On the whole, France have had a 0.2 percent rise in exports which leaves the annual growth rate for exports at 3.9 percent, which the research company says is strong compared with previous releases.
A weak euro is another reason for the firm nudging up their forecast for French GDP (Growth Domestic Product) this year from -0.5 percent to -0.3 percent.
These estimates come after the country's INSEE statistics agency reported on Tuesday that French GDP data had not grown in the second quarter, making it the third quarter in a row that France had shown zero growth.
The numbers beat Capital Economics' previous expectations.
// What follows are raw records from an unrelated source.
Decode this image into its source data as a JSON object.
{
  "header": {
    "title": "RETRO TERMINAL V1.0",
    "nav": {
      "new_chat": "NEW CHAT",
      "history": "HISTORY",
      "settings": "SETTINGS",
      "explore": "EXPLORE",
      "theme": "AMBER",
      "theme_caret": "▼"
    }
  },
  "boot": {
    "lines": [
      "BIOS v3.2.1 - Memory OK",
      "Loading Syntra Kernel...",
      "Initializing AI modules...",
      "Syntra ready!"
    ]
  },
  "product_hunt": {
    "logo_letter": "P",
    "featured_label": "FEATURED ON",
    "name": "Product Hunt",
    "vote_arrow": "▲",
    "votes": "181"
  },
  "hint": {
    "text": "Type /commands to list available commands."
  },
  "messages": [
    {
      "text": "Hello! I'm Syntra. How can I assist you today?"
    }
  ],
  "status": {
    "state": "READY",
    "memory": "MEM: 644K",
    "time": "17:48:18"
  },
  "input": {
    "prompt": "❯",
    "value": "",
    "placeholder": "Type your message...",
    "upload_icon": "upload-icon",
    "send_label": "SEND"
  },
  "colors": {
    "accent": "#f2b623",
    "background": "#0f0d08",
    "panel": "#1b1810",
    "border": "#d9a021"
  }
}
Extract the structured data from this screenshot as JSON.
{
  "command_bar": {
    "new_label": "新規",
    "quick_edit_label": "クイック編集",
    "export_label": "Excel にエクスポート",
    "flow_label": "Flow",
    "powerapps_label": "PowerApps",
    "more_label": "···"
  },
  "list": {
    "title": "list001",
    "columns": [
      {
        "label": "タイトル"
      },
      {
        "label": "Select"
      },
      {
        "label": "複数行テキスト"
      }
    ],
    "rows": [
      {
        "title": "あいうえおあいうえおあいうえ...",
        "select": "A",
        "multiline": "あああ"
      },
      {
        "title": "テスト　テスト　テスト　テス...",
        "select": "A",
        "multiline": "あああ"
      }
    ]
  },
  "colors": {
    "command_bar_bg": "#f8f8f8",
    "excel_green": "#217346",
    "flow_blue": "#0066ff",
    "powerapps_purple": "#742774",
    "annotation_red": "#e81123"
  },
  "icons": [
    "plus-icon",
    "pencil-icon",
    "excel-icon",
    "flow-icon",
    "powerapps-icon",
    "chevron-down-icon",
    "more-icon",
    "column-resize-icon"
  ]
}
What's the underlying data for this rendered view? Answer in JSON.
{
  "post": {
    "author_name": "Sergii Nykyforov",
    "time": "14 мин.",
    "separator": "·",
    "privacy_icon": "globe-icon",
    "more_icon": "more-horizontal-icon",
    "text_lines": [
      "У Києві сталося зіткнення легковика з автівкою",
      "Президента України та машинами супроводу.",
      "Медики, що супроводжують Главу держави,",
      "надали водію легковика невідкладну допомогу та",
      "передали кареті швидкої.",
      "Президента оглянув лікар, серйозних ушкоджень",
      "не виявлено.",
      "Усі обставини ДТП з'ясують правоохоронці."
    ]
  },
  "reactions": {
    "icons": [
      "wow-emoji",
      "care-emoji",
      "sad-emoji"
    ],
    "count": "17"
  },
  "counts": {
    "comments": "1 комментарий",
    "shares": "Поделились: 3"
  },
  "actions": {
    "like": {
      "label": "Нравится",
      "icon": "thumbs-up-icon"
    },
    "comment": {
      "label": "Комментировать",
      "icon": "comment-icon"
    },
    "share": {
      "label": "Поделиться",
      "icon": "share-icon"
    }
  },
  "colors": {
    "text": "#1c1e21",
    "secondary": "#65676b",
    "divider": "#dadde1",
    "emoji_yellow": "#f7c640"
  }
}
But the firm sees falling demand from the U.S. as the catalyst for future decline in exports, leading to negative growth for France.
"We have recently revised down our forecast for U.S. GDP growth next year from 2.5 percent to 2.0 percent," they said.
"That's not a terrible performance, but taken together with what we believe is a truly dismal outlook for the euro zone's periphery, it paints a very bleak picture."
While it could be bad for both Germany and France, it's France that relies more on trade links with the rest of the euro zone.
"Consumers in the core could spend a bit more. But there is no sign of the revival that would be needed to offset the weakness of exports," McKeown argued.